Wolves have been the surprise package this season, sitting eighth and just six points shy of fourth-placed West Ham with two games in hand – so what is driving their bid for Champions League qualification?
Their total of 34 points is eight more than at the same stage last season. In fact, their 10 wins from 22 games played represents their most wins at this stage of a top-division season for 51 years – since recording 10 wins in 1970/71 under Bill McGarry – and that Wolves side went on to finish fourth.
Wolves’ standout strength has been their watertight defence. Their 17 goals conceded is bettered only by Manchester City this season and no other side in the division has conceded fewer goals from open play than Wolves’ 10 to date.

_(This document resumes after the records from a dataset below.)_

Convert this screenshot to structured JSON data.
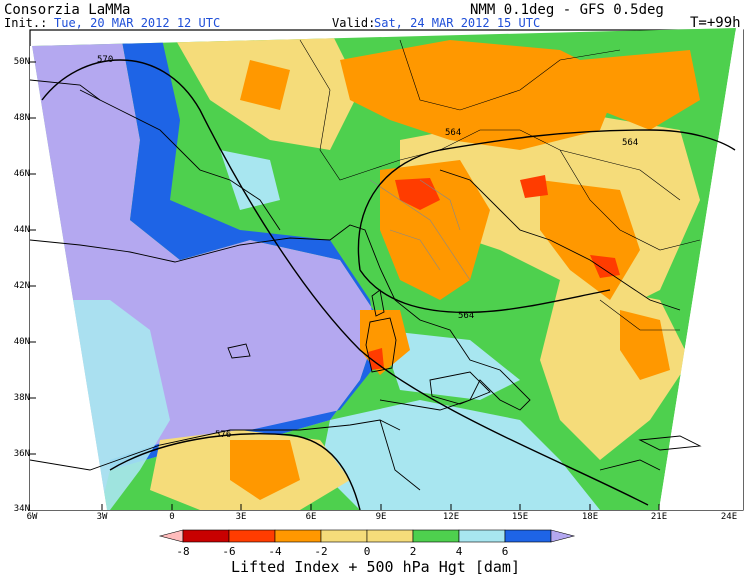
{
  "header": {
    "org": "Consorzia LaMMa",
    "model": "NMM 0.1deg - GFS 0.5deg",
    "init_label": "Init.:",
    "init_value": "Tue, 20 MAR 2012  12 UTC",
    "valid_label": "Valid:",
    "valid_value": "Sat, 24 MAR 2012  15 UTC",
    "lead": "T=+99h"
  },
  "axes": {
    "lat_labels": [
      "50N",
      "48N",
      "46N",
      "44N",
      "42N",
      "40N",
      "38N",
      "36N",
      "34N"
    ],
    "lon_labels": [
      "6W",
      "3W",
      "0",
      "3E",
      "6E",
      "9E",
      "12E",
      "15E",
      "18E",
      "21E",
      "24E"
    ]
  },
  "contours": {
    "hgt_labels": [
      "570",
      "564",
      "564",
      "564",
      "576"
    ]
  },
  "colorbar": {
    "title": "Lifted Index + 500 hPa Hgt [dam]",
    "tick_labels": [
      "-8",
      "-6",
      "-4",
      "-2",
      "0",
      "2",
      "4",
      "6"
    ],
    "colors": [
      "#ffbcbc",
      "#c80000",
      "#ff3c00",
      "#ff9800",
      "#f5dc7a",
      "#4ed04e",
      "#a8e6f0",
      "#1e64e6",
      "#b4a8f0"
    ]
  },
  "field_colors": {
    "purple": "#b4a8f0",
    "blue": "#1e64e6",
    "lightblue": "#a8e6f0",
    "green": "#4ed04e",
    "yellow": "#f5dc7a",
    "orange": "#ff9800",
    "red": "#ff3c00"
  }
}
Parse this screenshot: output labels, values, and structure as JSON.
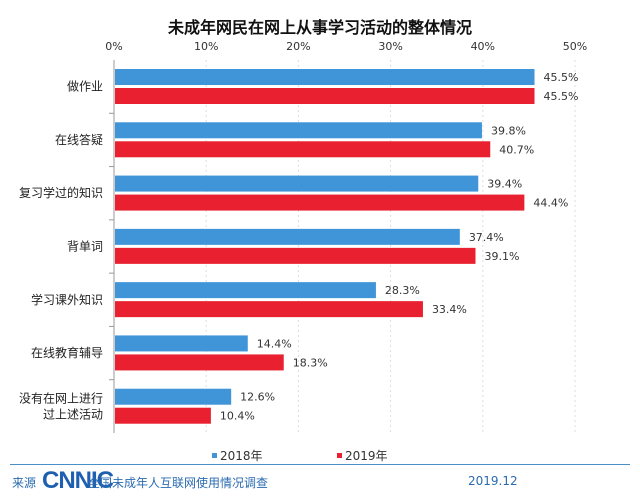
{
  "chart_data": {
    "type": "bar",
    "orientation": "horizontal",
    "title": "未成年网民在网上从事学习活动的整体情况",
    "categories": [
      "做作业",
      "在线答疑",
      "复习学过的知识",
      "背单词",
      "学习课外知识",
      "在线教育辅导",
      "没有在网上进行过上述活动"
    ],
    "category_lines": [
      [
        "做作业"
      ],
      [
        "在线答疑"
      ],
      [
        "复习学过的知识"
      ],
      [
        "背单词"
      ],
      [
        "学习课外知识"
      ],
      [
        "在线教育辅导"
      ],
      [
        "没有在网上进行",
        "过上述活动"
      ]
    ],
    "series": [
      {
        "name": "2018年",
        "color": "#3f95d8",
        "values": [
          45.5,
          39.8,
          39.4,
          37.4,
          28.3,
          14.4,
          12.6
        ],
        "labels": [
          "45.5%",
          "39.8%",
          "39.4%",
          "37.4%",
          "28.3%",
          "14.4%",
          "12.6%"
        ]
      },
      {
        "name": "2019年",
        "color": "#e8202f",
        "values": [
          45.5,
          40.7,
          44.4,
          39.1,
          33.4,
          18.3,
          10.4
        ],
        "labels": [
          "45.5%",
          "40.7%",
          "44.4%",
          "39.1%",
          "33.4%",
          "18.3%",
          "10.4%"
        ]
      }
    ],
    "xlim": [
      0,
      50
    ],
    "xticks": [
      "0%",
      "10%",
      "20%",
      "30%",
      "40%",
      "50%"
    ],
    "axis_position": "top",
    "grid": true,
    "legend": "bottom"
  },
  "footer": {
    "source_label": "来源",
    "logo": "CNNIC",
    "survey": "全国未成年人互联网使用情况调查",
    "date": "2019.12"
  }
}
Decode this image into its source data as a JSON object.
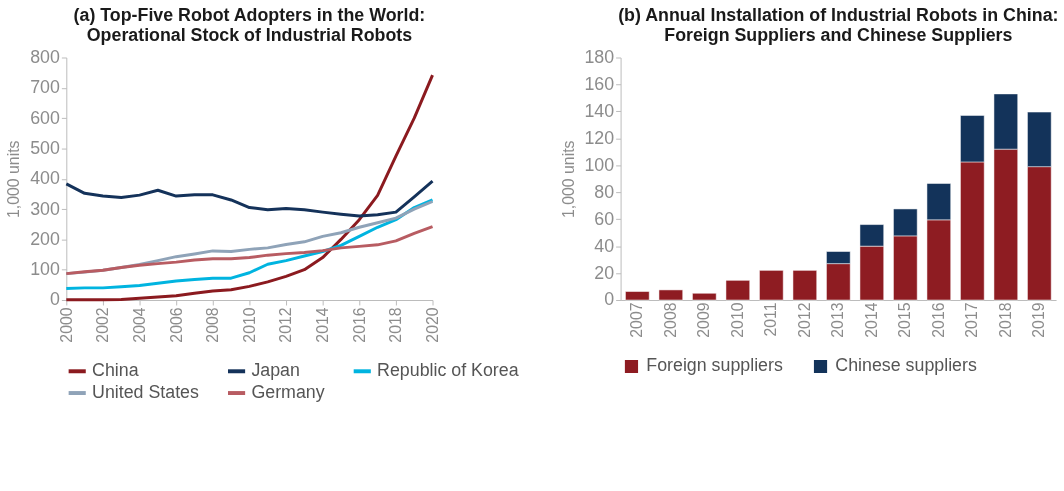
{
  "chart_data": [
    {
      "type": "line",
      "title": "(a) Top-Five Robot Adopters in the World:\nOperational Stock of Industrial Robots",
      "ylabel": "1,000 units",
      "x": [
        2000,
        2001,
        2002,
        2003,
        2004,
        2005,
        2006,
        2007,
        2008,
        2009,
        2010,
        2011,
        2012,
        2013,
        2014,
        2015,
        2016,
        2017,
        2018,
        2019,
        2020
      ],
      "series": [
        {
          "name": "China",
          "color": "#8b1a1f",
          "values": [
            1,
            1,
            1,
            2,
            6,
            10,
            14,
            22,
            30,
            34,
            45,
            60,
            78,
            100,
            140,
            200,
            265,
            345,
            475,
            600,
            742
          ]
        },
        {
          "name": "Japan",
          "color": "#14325a",
          "values": [
            383,
            352,
            343,
            338,
            346,
            362,
            343,
            347,
            347,
            330,
            305,
            298,
            302,
            298,
            290,
            283,
            277,
            281,
            290,
            340,
            392
          ]
        },
        {
          "name": "Republic of Korea",
          "color": "#00b4e0",
          "values": [
            38,
            40,
            40,
            44,
            48,
            55,
            63,
            68,
            72,
            72,
            90,
            118,
            130,
            145,
            160,
            180,
            210,
            240,
            265,
            305,
            330
          ]
        },
        {
          "name": "United States",
          "color": "#8fa3b8",
          "values": [
            87,
            92,
            98,
            107,
            117,
            130,
            143,
            152,
            162,
            160,
            167,
            172,
            183,
            192,
            210,
            222,
            240,
            255,
            270,
            300,
            325
          ]
        },
        {
          "name": "Germany",
          "color": "#b85c62",
          "values": [
            87,
            93,
            98,
            107,
            115,
            120,
            125,
            132,
            136,
            136,
            140,
            148,
            153,
            157,
            163,
            172,
            177,
            182,
            195,
            220,
            242
          ]
        }
      ],
      "xlim": [
        2000,
        2020
      ],
      "xticks": [
        2000,
        2002,
        2004,
        2006,
        2008,
        2010,
        2012,
        2014,
        2016,
        2018,
        2020
      ],
      "ylim": [
        0,
        800
      ],
      "yticks": [
        0,
        100,
        200,
        300,
        400,
        500,
        600,
        700,
        800
      ],
      "grid": false,
      "legend": "bottom",
      "line_style": "solid",
      "marker": "none"
    },
    {
      "type": "bar",
      "title": "(b) Annual Installation of Industrial Robots in China:\nForeign Suppliers and Chinese Suppliers",
      "ylabel": "1,000 units",
      "categories": [
        "2007",
        "2008",
        "2009",
        "2010",
        "2011",
        "2012",
        "2013",
        "2014",
        "2015",
        "2016",
        "2017",
        "2018",
        "2019"
      ],
      "stacked": true,
      "series": [
        {
          "name": "Foreign suppliers",
          "color": "#8e1c22",
          "values": [
            6.3,
            7.5,
            5,
            14.6,
            22,
            22,
            27,
            40,
            47.6,
            59.5,
            102.5,
            112,
            99
          ]
        },
        {
          "name": "Chinese suppliers",
          "color": "#13335a",
          "values": [
            null,
            null,
            null,
            null,
            null,
            null,
            9,
            16,
            20,
            27,
            34.5,
            41,
            40.5
          ]
        }
      ],
      "ylim": [
        0,
        180
      ],
      "yticks": [
        0,
        20,
        40,
        60,
        80,
        100,
        120,
        140,
        160,
        180
      ],
      "grid": false,
      "legend": "bottom"
    }
  ]
}
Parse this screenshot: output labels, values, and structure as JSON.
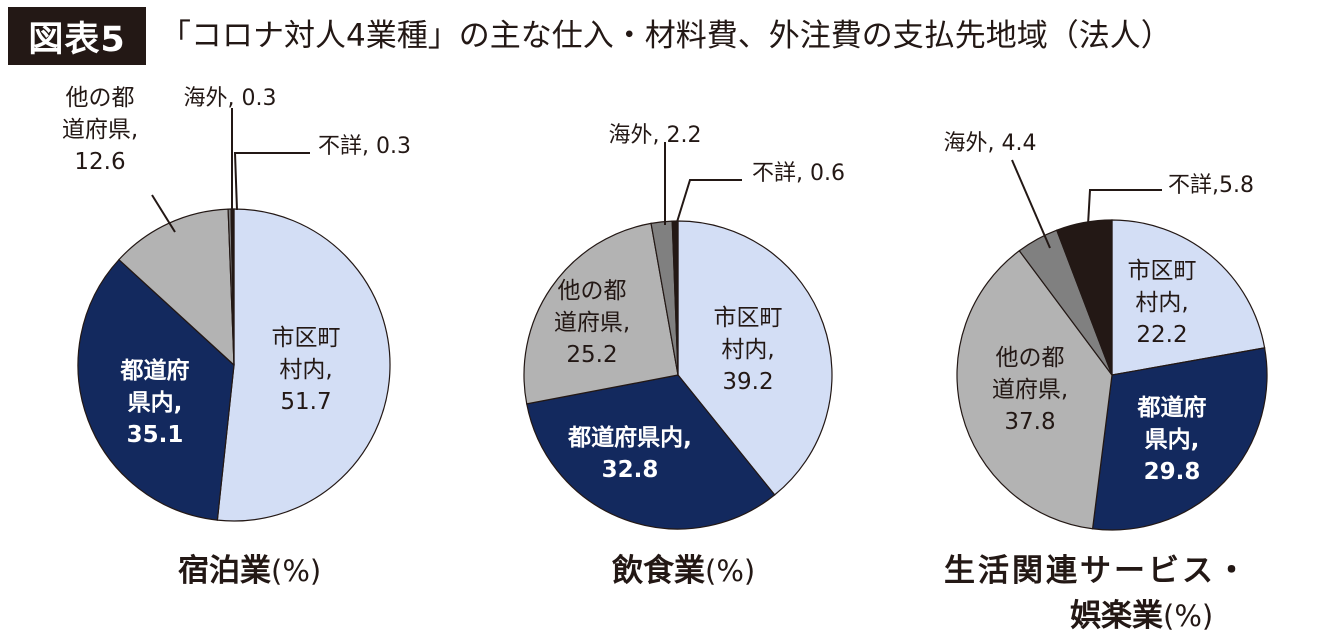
{
  "header": {
    "badge": "図表5",
    "title": "「コロナ対人4業種」の主な仕入・材料費、外注費の支払先地域（法人）"
  },
  "chart_data": [
    {
      "type": "pie",
      "title": "宿泊業",
      "unit": "(%)",
      "slices": [
        {
          "label": "市区町村内",
          "value": 51.7,
          "color": "#d3def5"
        },
        {
          "label": "都道府県内",
          "value": 35.1,
          "color": "#13295e"
        },
        {
          "label": "他の都道府県",
          "value": 12.6,
          "color": "#b3b3b3"
        },
        {
          "label": "海外",
          "value": 0.3,
          "color": "#808080"
        },
        {
          "label": "不詳",
          "value": 0.3,
          "color": "#231815"
        }
      ],
      "labels": {
        "s0": [
          "市区町",
          "村内,",
          "51.7"
        ],
        "s1": [
          "都道府",
          "県内,",
          "35.1"
        ],
        "s2": [
          "他の都",
          "道府県,",
          "12.6"
        ],
        "s3": "海外, 0.3",
        "s4": "不詳, 0.3"
      }
    },
    {
      "type": "pie",
      "title": "飲食業",
      "unit": "(%)",
      "slices": [
        {
          "label": "市区町村内",
          "value": 39.2,
          "color": "#d3def5"
        },
        {
          "label": "都道府県内",
          "value": 32.8,
          "color": "#13295e"
        },
        {
          "label": "他の都道府県",
          "value": 25.2,
          "color": "#b3b3b3"
        },
        {
          "label": "海外",
          "value": 2.2,
          "color": "#808080"
        },
        {
          "label": "不詳",
          "value": 0.6,
          "color": "#231815"
        }
      ],
      "labels": {
        "s0": [
          "市区町",
          "村内,",
          "39.2"
        ],
        "s1": [
          "都道府県内,",
          "32.8"
        ],
        "s2": [
          "他の都",
          "道府県,",
          "25.2"
        ],
        "s3": "海外, 2.2",
        "s4": "不詳, 0.6"
      }
    },
    {
      "type": "pie",
      "title": "生活関連サービス・娯楽業",
      "title_lines": [
        "生活関連サービス・",
        "娯楽業"
      ],
      "unit": "(%)",
      "slices": [
        {
          "label": "市区町村内",
          "value": 22.2,
          "color": "#d3def5"
        },
        {
          "label": "都道府県内",
          "value": 29.8,
          "color": "#13295e"
        },
        {
          "label": "他の都道府県",
          "value": 37.8,
          "color": "#b3b3b3"
        },
        {
          "label": "海外",
          "value": 4.4,
          "color": "#808080"
        },
        {
          "label": "不詳",
          "value": 5.8,
          "color": "#231815"
        }
      ],
      "labels": {
        "s0": [
          "市区町",
          "村内,",
          "22.2"
        ],
        "s1": [
          "都道府",
          "県内,",
          "29.8"
        ],
        "s2": [
          "他の都",
          "道府県,",
          "37.8"
        ],
        "s3": "海外, 4.4",
        "s4": "不詳,5.8"
      }
    }
  ]
}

At this stage last term, Wolves had conceded almost double the number of goals (31). Defensively, this is their joint-best season in the top tier ever. The last time they were this watertight was 83 years ago in 1938/39, when they went on to become Division One runners-up.
Only Manchester City have conceded fewer goals from set-pieces and Gabriel’s goal for Arsenal on Thursday night was the first goal Wolves have conceded from a corner in the Premier League this season.
Wolves’ forte has been preventing goals from being scored, outperforming their ‘expected goals against’ (xGa) coefficient more than any other Premier League side.
They currently have an xGa of 28.1, meaning, as a team, Bruno Lage’s side have prevented 11 extra goals from being scored. This is more than double the amount of next-best Chelsea, who have a differential of five.
This metric is related to the quality of chance the opposition has in front of goal, so while you could argue Wolves’ 11 goals prevented may be dependent on the opposition’s inability to score, credit must be given to Wolves’ defensive unit in stopping these shots from going in.
In addition, Wolves’ defensive actions of tackles, clearances and interceptions averages at 49.7 per game – only Leicester (50.2) have registered more in the Premier League this season.
Goalkeeper Jose Sa has arguably been one of the bargains of the season. The £6.8m buy from Olympiakos last summer has the best save percentage in the PL this season, saving 80.2 per cent of his shots faced.
He has conceded just 17 goals from 86 shots on target faced. By comparison, former Wolves stopper Rui Patricio had a 66 per cent save percentage last term. Factoring ‘keepers to start 10 or more Premier League games in a campaign, the last ‘keeper to finish a season with a save ratio of more than 80 per cent was David de Gea in 2017/18 with an 80.3 per cent save percentage.
Sa has prevented an extra 4.5 goals from being conceded – only Arsenal’s Aaron Ramsdale has stopped more Premier League goals from being scored this season (5.2). The Portuguese has also saved 51 shots from inside the box this term – only De Gea betters that statistic.
Another huge contributor to Wolves’ impressive defensive stats has been the consistent performances of their regular back three: Max Kilman, Conor Coady and Romain Saiss. All three had started every league game this season prior to Saiss’ call-up by Morocco for the recent Africa Cup of Nations. The trio cost Wolves a grand total of just £6m in the transfer market.
Lage’s side have certainly hit a purple patch in the Premier League, winning four of their last six games. They have conceded only five goals in their last 11 games, with just one goal conceded from open play in these last 11. Most impressively, they have achieved this feat despite playing all the current top-six sides. In the 11 games they have played against current top-half sides this season, they have conceded just six goals – the best record in the division.
Wolves’ Achilles heel this term has been scoring goals – only Norwich and Burnley have scored fewer than their 19 registered in the Premier League. The 1-0 defeat against Arsenal on Thursday was the 11th time in 22 games Wolves had failed to score in the league this season – only Norwich have failed to score in more.
However, when they do score, they make it count. Despite their low return of 19 goals, Lage’s side have managed to accrue 34 points, averaging 1.8 points per goal – the highest points-per-goal ratio of any Premier League side this campaign.
If Wolves can maintain defensive solidity and attacking efficiency, they could end up in Europe’s elite competition for the first time in 62 years – dating back to when they reached the European Cup quarter-finals under Stan Cullis in 1959/60.